Die Ukraine könne den Krieg innerhalb eines Jahres gewinnen, falls der Westen mehr Waffen und militärische Ausrüstung an Kiew liefere, betonte der Präsidentenberater weiter. Die ukrainische Armee benötige Raketen mit einer Reichweite „von mehr als hundert Kilometern“, um besetzte Gebiete zurückzuerobern. Dies würde nach seinen Angaben zu einer Beendigung des Krieges im Sommer oder spätestens im Herbst führen.
Ukraine-Krieg: Stimmen für Waffenlieferungen werden lauter
Podoljak bekräftigte außerdem die ukrainischen Forderungen nach Kampfpanzern. Weitere Waffenlieferungen an Kiew waren auch ein Thema beim Besuch von Bundesaußenministerin Annalena Baerbock (Grüne) am Dienstag im ostukrainischen Charkiw. Baerbock nannte die Lieferung zusätzlicher Panzer am Dienstagabend in der ARD notwendig. Eine Zusage für die von Kiew gewünschten Leopard-Kampfpanzer machte sie aber nicht, denn eine Lieferung deutscher Kampfpanzer dieses Typs ist weiterhin umstritten.

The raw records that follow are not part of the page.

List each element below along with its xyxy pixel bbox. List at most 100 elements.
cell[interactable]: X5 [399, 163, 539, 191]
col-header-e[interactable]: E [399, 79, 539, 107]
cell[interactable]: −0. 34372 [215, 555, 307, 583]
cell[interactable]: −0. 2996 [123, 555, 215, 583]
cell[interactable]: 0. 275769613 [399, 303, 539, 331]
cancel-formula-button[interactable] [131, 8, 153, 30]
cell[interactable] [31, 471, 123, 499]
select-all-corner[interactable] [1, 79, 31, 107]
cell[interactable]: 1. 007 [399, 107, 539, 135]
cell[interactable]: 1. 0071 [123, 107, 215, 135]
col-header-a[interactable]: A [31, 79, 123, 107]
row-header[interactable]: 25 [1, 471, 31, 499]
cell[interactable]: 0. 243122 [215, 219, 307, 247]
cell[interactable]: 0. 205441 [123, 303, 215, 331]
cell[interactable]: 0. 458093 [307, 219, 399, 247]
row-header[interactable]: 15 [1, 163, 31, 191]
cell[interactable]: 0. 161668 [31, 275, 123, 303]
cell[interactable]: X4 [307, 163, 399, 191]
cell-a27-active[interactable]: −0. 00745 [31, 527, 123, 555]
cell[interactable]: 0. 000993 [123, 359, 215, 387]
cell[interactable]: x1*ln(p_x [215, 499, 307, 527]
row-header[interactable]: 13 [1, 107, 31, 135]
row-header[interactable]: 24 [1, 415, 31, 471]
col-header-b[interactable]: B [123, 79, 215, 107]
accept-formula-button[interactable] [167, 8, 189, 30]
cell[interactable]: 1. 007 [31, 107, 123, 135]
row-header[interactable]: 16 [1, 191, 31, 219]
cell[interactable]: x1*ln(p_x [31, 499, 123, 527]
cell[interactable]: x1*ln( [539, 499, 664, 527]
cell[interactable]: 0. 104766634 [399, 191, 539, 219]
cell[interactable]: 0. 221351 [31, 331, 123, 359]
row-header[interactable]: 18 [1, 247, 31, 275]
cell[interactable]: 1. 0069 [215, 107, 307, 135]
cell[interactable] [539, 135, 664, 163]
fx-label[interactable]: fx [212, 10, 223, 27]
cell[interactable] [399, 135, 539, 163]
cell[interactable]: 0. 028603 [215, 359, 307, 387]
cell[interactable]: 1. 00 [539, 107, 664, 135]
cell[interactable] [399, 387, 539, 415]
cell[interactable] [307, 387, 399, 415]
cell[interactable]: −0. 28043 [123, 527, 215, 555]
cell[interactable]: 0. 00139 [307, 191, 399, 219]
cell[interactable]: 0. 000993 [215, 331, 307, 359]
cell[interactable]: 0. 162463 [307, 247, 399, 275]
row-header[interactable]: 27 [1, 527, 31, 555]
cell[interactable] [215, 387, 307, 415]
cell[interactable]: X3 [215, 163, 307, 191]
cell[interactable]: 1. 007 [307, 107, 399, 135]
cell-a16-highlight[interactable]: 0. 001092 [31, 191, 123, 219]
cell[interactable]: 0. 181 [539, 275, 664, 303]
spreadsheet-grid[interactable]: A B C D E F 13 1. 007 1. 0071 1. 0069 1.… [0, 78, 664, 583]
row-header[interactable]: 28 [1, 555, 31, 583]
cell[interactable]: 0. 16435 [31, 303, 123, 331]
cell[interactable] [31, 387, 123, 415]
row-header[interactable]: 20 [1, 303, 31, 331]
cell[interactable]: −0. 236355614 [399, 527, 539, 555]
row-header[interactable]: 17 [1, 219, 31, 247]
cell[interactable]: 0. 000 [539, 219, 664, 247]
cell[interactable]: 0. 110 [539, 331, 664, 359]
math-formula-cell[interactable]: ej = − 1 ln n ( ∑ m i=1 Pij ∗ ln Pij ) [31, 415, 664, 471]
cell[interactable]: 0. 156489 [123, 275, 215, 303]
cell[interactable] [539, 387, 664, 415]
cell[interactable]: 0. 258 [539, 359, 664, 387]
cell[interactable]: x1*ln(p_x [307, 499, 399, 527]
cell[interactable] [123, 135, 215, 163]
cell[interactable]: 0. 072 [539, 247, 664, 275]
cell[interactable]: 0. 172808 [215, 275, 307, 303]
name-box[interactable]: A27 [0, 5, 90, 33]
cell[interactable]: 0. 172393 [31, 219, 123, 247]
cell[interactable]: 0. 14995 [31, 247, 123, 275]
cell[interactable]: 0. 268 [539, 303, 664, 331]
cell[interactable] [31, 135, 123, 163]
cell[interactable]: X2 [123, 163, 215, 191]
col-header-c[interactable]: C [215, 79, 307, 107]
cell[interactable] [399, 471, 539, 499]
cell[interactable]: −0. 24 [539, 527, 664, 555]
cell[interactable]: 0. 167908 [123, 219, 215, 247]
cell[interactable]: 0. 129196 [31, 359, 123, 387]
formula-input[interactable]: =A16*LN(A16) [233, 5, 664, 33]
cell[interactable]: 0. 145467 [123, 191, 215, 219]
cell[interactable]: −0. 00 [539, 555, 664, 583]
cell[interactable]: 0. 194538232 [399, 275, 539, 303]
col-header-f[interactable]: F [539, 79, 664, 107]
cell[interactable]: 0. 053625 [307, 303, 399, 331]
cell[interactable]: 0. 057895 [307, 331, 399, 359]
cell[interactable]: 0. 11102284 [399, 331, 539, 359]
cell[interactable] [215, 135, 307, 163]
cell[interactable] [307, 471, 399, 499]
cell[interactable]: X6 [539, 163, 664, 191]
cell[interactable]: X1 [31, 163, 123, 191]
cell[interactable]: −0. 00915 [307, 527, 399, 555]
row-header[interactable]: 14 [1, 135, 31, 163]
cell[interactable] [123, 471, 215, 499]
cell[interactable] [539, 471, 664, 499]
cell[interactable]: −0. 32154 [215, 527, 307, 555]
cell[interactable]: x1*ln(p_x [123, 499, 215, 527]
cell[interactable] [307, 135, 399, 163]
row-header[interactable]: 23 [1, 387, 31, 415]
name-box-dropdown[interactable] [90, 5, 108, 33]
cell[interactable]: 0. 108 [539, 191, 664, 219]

Selenskyj gab hingegen am Mittwoch bekannt, dass die polnische Regierung in Warschau bereit sei, Leopard-Panzer an die Ukraine zu liefern. Polens Präsident Andrzej Duda bestätigte die Bereitschaft.
Nur wenige Stunden nach Baerbocks Überraschungsbesuch in Charkiw war die Stadt am Dienstagabend bombardiert worden. Ein Journalist der Nachrichtenagentur AFP hörte mehrere Explosionen in der Stadt.